The minister at a media briefing just before his speech to the National Assembly called on Reserve Bank Governor Lesetja Kganyago to explain the approach to the Moody's review and the risk of a downgrade.

Kganyago said the ratings agency, the last to keep South Africa at investment grade, was not looking for window dressing but would rather make it's decision solely on whether it agreed with the government's policy decisions.

"All the ratings agency does is to asses whether, based on policy direction, you are willing to repay the debt," Kganyago said.

Should Moody's downgrade the country on Friday, the consequence will be felt through there will be an outflow of funds from the South African bond markets, the investment will become speculative in nature, debt costs will rise and every household will feel pain as interest rates and inflation rises, he said.

Kganyago is on record as saying he believed a downgrade may already be priced into the markets, and therefore if Moody's held off on a downgrade on Friday, the country could see a positive upswing.

Mboweni caused a small ripple when he said he believed government needed to review the usefulness of having a medium-term budget policy statement, a measure introduced in 1997.

But he acknowledged that it gave time to reflect, and a few months to act before he tabled the national budget in February.

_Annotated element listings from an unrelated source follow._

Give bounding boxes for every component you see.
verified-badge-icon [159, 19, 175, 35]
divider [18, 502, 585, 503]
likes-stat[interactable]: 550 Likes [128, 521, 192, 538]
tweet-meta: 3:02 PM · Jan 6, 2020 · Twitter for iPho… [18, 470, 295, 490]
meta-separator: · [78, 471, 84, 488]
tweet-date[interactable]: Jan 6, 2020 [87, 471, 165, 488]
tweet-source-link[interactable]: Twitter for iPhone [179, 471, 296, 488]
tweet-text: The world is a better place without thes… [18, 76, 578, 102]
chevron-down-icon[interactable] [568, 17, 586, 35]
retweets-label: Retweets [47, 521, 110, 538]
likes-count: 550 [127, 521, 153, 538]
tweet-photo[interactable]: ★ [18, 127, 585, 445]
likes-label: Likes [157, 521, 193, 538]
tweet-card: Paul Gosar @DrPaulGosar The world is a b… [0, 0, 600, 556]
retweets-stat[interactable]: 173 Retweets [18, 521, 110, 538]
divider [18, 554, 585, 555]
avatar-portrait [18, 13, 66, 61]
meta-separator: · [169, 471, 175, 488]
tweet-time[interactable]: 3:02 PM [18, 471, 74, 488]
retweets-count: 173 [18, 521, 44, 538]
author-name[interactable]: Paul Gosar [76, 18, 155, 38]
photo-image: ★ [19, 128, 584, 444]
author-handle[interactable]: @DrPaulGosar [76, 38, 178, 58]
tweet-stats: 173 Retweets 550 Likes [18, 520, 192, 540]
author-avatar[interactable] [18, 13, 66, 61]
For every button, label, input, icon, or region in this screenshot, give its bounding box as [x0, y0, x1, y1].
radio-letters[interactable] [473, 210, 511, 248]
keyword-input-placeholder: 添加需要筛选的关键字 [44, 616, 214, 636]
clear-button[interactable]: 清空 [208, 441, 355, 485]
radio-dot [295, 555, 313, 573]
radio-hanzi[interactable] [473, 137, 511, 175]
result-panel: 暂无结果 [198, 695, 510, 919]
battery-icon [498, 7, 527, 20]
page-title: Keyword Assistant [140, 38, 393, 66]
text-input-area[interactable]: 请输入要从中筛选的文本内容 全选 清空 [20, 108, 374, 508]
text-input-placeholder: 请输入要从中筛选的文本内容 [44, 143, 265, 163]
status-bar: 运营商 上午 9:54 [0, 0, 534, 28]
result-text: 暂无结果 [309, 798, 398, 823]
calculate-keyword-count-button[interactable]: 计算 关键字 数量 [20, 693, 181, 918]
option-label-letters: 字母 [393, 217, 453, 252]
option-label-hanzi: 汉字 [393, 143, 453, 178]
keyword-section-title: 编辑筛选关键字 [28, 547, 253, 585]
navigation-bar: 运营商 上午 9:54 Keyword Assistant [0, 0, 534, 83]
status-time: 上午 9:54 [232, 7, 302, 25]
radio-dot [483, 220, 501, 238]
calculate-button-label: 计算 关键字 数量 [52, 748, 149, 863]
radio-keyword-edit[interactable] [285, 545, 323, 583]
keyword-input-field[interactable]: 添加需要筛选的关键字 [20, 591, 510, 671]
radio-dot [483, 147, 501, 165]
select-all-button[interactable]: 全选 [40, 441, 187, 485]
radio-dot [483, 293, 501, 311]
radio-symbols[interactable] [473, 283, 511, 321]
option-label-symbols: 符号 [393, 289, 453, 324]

The minister said it was now critical to address fiscal leakage, which he said were "all over the place". 

In response, national treasury has identified spending reductions of R21 billion in 2020/21 and R29 billion in the following year, mostly in terms of services and goods and transfers.

Trimming spending would include cell phone bill allowances, cheaper plane tickets for public office bearers -- who will be restricted to economy class when they travel domestically -- and cheaper official cars, with Mboweni saying he was mulling a top limit of R800,000 for ministerial vehicles. To illustrate the kind of money thrown about in the public service, he said he had commissioned an audit of the annual cost of cell phones and it came to R5 billion, adding that state employees could finance their own phones and if they saw fit, claim for work calls.

But the minister acknowledged that as ever his biggest headache lay in the public service wage bill -- which consumers R46 out of every R100 collected by the revenue service -- and the endless strain placed on the country's finances by state-owned enterprises.

Mboweni hinted that these were among the grave conversations that his department needed to have before the February budget, cautioning that there should be "no grandstanding" as the state set about trimming its costs.

In another move that rang out like a dare to trade unions, the minister said he and treasury director-general Dondo Mogajane would run through the list of state-owned enterprises and decide which to keep and which to privatise.

"Dondo and myself agree that we are going to sell some but we will tell you which ones," he said, adding that they were weighing carefully which should remain within the department of public enterprises and which should go into private hands.

"It is not ideology, just basic portfolio management." 

The official opposition Democratic Alliance (DA) said it appreciated Mboweni's frank assessment that the country was in more financial trouble than suspected. But DA finance spokesman Geordin Hill Lewis said he had failed to present a plan to rein in the national debt. 

"The minister’s number one priority in this speech was to present a credible plan to control national debt and rein in the deficit. The fact is that he did not do this. For all the tough talk, the minister’s bark was worse than his bite. The spending cuts he did announce - roughly R50 billion over the next two years - will not be nearly enough to slow down the ballooning of national debt, and will not be enough to restore credibility with ratings agencies."